Opening today at the Smithsonian’s National Museum of the American Indian (NMAI) is a new exhibition that will run through August 8, 2010. Brian Jungen: Strange Comfort is a major exhibit showcasing the critically acclaimed works of the Canadian-based artist and is his first exhibition organized by a Native American museum. Jungen’s work has been on display around the world, including the Casey Kaplan Gallery in New York, the Musée d’art contemporain de Montréal in Quebec, and the Witte de With in the Netherlands.
The NMAI’s first solo exhibition since its opening in 2004, Strange Comfort is exactly that. The stunning “Crux” is your first view of Jungen’s work – recognizable from the crocodile piece show in the recent ads around town – and only continues to intrigue and inspire when you visit the main gallery on the third floor.

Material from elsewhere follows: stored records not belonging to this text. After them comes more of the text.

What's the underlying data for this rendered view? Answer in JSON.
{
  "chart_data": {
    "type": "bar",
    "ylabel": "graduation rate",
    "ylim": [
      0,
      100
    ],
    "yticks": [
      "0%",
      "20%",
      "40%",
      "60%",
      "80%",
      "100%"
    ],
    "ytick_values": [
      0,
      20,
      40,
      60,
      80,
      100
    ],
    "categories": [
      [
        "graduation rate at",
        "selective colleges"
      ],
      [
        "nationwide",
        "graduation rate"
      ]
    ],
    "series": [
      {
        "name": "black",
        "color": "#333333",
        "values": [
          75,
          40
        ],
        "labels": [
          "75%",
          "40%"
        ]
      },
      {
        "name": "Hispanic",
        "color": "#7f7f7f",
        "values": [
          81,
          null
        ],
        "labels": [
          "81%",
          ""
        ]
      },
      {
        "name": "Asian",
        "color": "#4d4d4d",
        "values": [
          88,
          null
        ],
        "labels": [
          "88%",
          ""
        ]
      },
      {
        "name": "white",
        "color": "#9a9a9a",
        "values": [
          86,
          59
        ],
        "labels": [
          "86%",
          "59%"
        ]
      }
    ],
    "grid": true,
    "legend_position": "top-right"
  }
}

Jungen, of Dunne-za First Nations and Swiss-Canadian ancestry, explores several themes through his art. The use of every-day objects to create Indian cultural icons is something very different, born from Native ingenuity of crafting one object out of another, a common practice with many First Nation people. Jungen commented in the NMAI’s press release that he grew up watching his Dunne-za relatives recycle everything from car parts to shoe boxes. “It was a kind of salvaging born out of practical and economic necessity, and it greatly influenced how I see the world as an artist.”